SOISSONS – Faire connaître le nombre de places disponibles en temps réel en ville, c’est l’objectif de la municipalité. Pour cela, elle déploie deux systèmes intelligents. Explications.

Soissons « smart City », c’est la vision d’Alain Crémont, le maire, pour sa ville. Selon sa définition, il s’agit d’ « une ville qui s’appuie sur les nouvelles technologies pour améliorer et faciliter la vie de ses habitants, la qualité des services proposés et en réduire les coûts. »  Un principe qui s’applique déjà à la rue Georges-Muzart en matière de stationnement et qui va être développé dans le cadre de la requalification du cœur de ville. La municipalité va déployer un dispositif de guidage et stationnement intelligents.

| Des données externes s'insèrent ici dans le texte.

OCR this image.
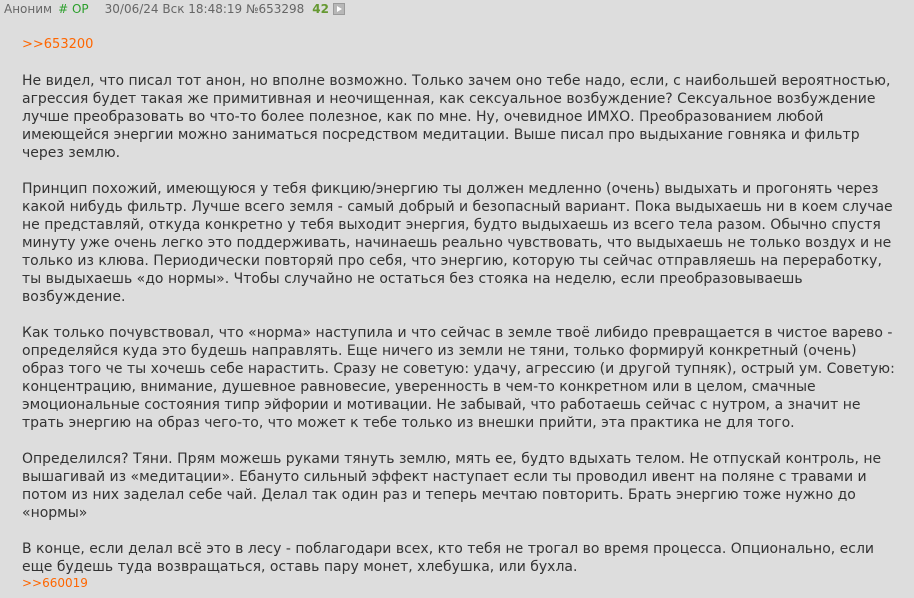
Аноним # OP 30/06/24 Вск 18:48:19 №653298 42
>>653200

Не видел, что писал тот анон, но вполне возможно. Только зачем оно тебе надо, если, с наибольшей вероятностью, агрессия будет такая же примитивная и неочищенная, как сексуальное возбуждение? Сексуальное возбуждение лучше преобразовать во что-то более полезное, как по мне. Ну, очевидное ИМХО. Преобразованием любой имеющейся энергии можно заниматься посредством медитации. Выше писал про выдыхание говняка и фильтр через землю.

Принцип похожий, имеющуюся у тебя фикцию/энергию ты должен медленно (очень) выдыхать и прогонять через какой нибудь фильтр. Лучше всего земля - самый добрый и безопасный вариант. Пока выдыхаешь ни в коем случае не представляй, откуда конкретно у тебя выходит энергия, будто выдыхаешь из всего тела разом. Обычно спустя минуту уже очень легко это поддерживать, начинаешь реально чувствовать, что выдыхаешь не только воздух и не только из клюва. Периодически повторяй про себя, что энергию, которую ты сейчас отправляешь на переработку, ты выдыхаешь «до нормы». Чтобы случайно не остаться без стояка на неделю, если преобразовываешь возбуждение.

Как только почувствовал, что «норма» наступила и что сейчас в земле твоё либидо превращается в чистое варево - определяйся куда это будешь направлять. Еще ничего из земли не тяни, только формируй конкретный (очень) образ того че ты хочешь себе нарастить. Сразу не советую: удачу, агрессию (и другой тупняк), острый ум. Советую: концентрацию, внимание, душевное равновесие, уверенность в чем-то конкретном или в целом, смачные эмоциональные состояния типр эйфории и мотивации. Не забывай, что работаешь сейчас с нутром, а значит не трать энергию на образ чего-то, что может к тебе только из внешки прийти, эта практика не для того.

Определился? Тяни. Прям можешь руками тянуть землю, мять ее, будто вдыхать телом. Не отпускай контроль, не вышагивай из «медитации». Ебануто сильный эффект наступает если ты проводил ивент на поляне с травами и потом из них заделал себе чай. Делал так один раз и теперь мечтаю повторить. Брать энергию тоже нужно до «нормы»

В конце, если делал всё это в лесу - поблагодари всех, кто тебя не трогал во время процесса. Опционально, если еще будешь туда возвращаться, оставь пару монет, хлебушка, или бухла.

>>660019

Cela va se formaliser de deux manières. La première: des panneaux disposés dès les entrées de ville et aux entrées du centre-ville et indiquant en temps réel, le nombre de places de stationnement disponibles. Un système particulièrement efficient pour les « poches » de stationnement, c’est-à-dire les parkings, comme celui de la place Marquigny ou encore le square bonnenfant. Comme « nous sommes dans une ville d’art et d’histoire, on ne va pas défigurer le paysage. On est très vigilant sur le type de panneau qu’on va mettre en place notamment sur le format et le code couleur. Il faudra qu’il soient les plus lisibles possibles, et les plus efficaces possibles en tenant compte des contraintes techniques des codes de l’urbaniste et de la route », indique Lucie Billaud, chargée de mission smart City, arrivée il y’a un mois et demi.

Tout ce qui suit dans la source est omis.